Circuit City Stores, the No. 2 U.S. consumer electronics retailer, filed for bankruptcy protection on Monday just a few weeks before the start of the key holiday shopping season, becoming the largest retailer to file under Chapter 11 this year.
Circuit City (NYSE: CC) fell victim to tighter credit terms from vendors and a loss of market share to Best Buy, Wal-Mart Stores and other rivals.
The retailer and 17 affiliates filed for Chapter 11 protection from creditors with the U.S. bankruptcy court in Richmond, Va., where it is based.
Circuit City filed one week after saying it would close 155 stores, or more than one-fifth of its retail base, and eliminate 17 percent of its U.S. workforce. It also said it was considering all options to restructure.

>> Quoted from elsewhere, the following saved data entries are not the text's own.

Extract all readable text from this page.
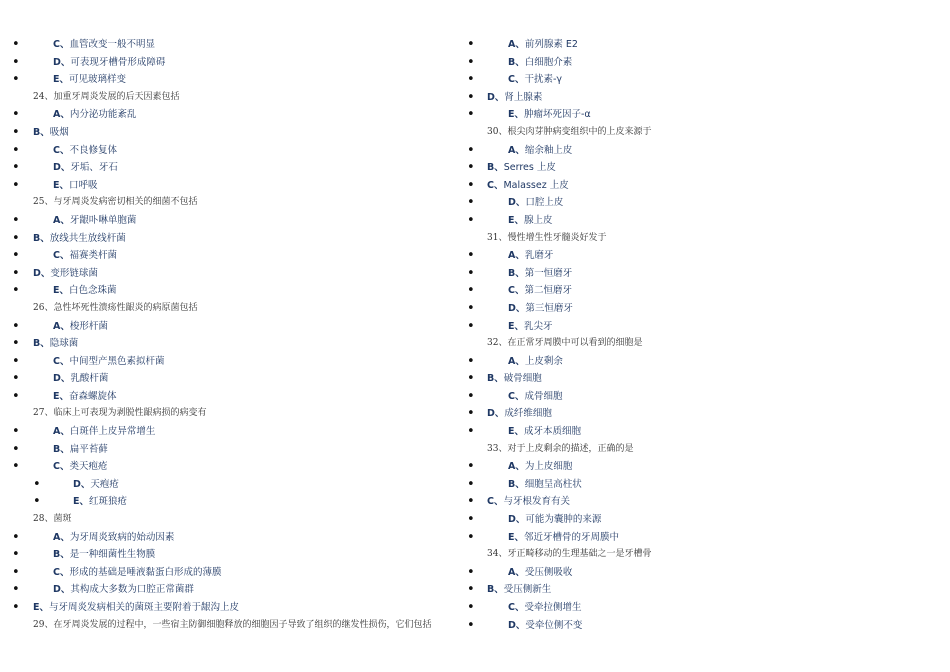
•	C、血管改变一般不明显
•	D、可表现牙槽骨形成障碍
•	E、可见玻璃样变
24、加重牙周炎发展的后天因素包括
•	A、内分泌功能紊乱
• B、吸烟
•	C、不良修复体
•	D、牙垢、牙石
•	E、口呼吸
25、与牙周炎发病密切相关的细菌不包括
•	A、牙龈卟啉单胞菌
• B、放线共生放线杆菌
•	C、福赛类杆菌
• D、变形链球菌
•	E、白色念珠菌
26、急性坏死性溃疡性龈炎的病原菌包括
•	A、梭形杆菌
• B、隐球菌
•	C、中间型产黑色素拟杆菌
•	D、乳酸杆菌
•	E、奋森螺旋体
27、临床上可表现为剥脱性龈病损的病变有
•	A、白斑伴上皮异常增生
•	B、扁平苔藓
•	C、类天疱疮
•	D、天疱疮
•	E、红斑狼疮
28、菌斑
•	A、为牙周炎致病的始动因素
•	B、是一种细菌性生物膜
•	C、形成的基础是唾液黏蛋白形成的薄膜
•	D、其构成大多数为口腔正常菌群
• E、与牙周炎发病相关的菌斑主要附着于龈沟上皮
29、在牙周炎发展的过程中，一些宿主防御细胞释放的细胞因子导致了组织的继发性损伤，它们包括
•	A、前列腺素 E2
•	B、白细胞介素
•	C、干扰素-γ
• D、肾上腺素
•	E、肿瘤坏死因子-α
30、根尖肉芽肿病变组织中的上皮来源于
•	A、缩余釉上皮
• B、Serres 上皮
• C、Malassez 上皮
•	D、口腔上皮
•	E、腺上皮
31、慢性增生性牙髓炎好发于
•	A、乳磨牙
•	B、第一恒磨牙
•	C、第二恒磨牙
•	D、第三恒磨牙
•	E、乳尖牙
32、在正常牙周膜中可以看到的细胞是
•	A、上皮剩余
• B、破骨细胞
•	C、成骨细胞
• D、成纤维细胞
•	E、成牙本质细胞
33、对于上皮剩余的描述，正确的是
•	A、为上皮细胞
•	B、细胞呈高柱状
• C、与牙根发育有关
•	D、可能为囊肿的来源
•	E、邻近牙槽骨的牙周膜中
34、牙正畸移动的生理基础之一是牙槽骨
•	A、受压侧吸收
• B、受压侧新生
•	C、受牵拉侧增生
•	D、受牵位侧不变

In a court filing on Monday, CFO Bruce Besanko said the retailer filed for Chapter 11 in order to continue its turnaround efforts.
“In large part, a Chapter 11 filing is due to three factors, all of which contributed to a liquidity crisis that prevented the company from completing its turnaround goals outside of formal proceedings: erosion of vendor confidence, decreased liquidity and a global economic crisis,” Besanko said.
Circuit City had lost money in five of the last six quarters. In recent weeks, suppliers pinched by the global credit crunch have tightened terms, sometimes requiring up-front payments before shipping goods.
Larger rival Best Buy (NYSE: BBY), which is based in Minneapolis, has said it might take over stores that distressed rivals close.
Yet a flood of discounted merchandise from liquidating Circuit City stores could hurt Best Buy during this holiday shopping season, said Jefferies & Company analyst Dan Binder.
“Longer term, you’ve got Best Buy, who’s dominant in the sector, taking share. But in the short run it could feel the pain of the liquidation activity,” Binder said.
“There’s already soft demand out there and probably too much supply. This exacerbates the situation,” he added.
According to the filing, Circuit City had $3.4 billion of assets and $2.32 billion of debt as of August 31, and more than 100,000 creditors.
The company has arranged a commitment for debtor-in-possession financing of $1.1 billion, which will allow it to continue to operate during the bankruptcy proceeding.
Among the company’s largest unsecured creditors are Hewlett-Packard (NYSE: HPQ), Samsung Electronics and Sony (NYSE: SNE), the filing shows. The largest shareholders include HBK Master Fund and First Pacific Advisors, according to the filing.
Shares of Circuit City last traded Friday at 25 cents, New York Stock Exchange data shows. They fell to 13 cents in premarket trading.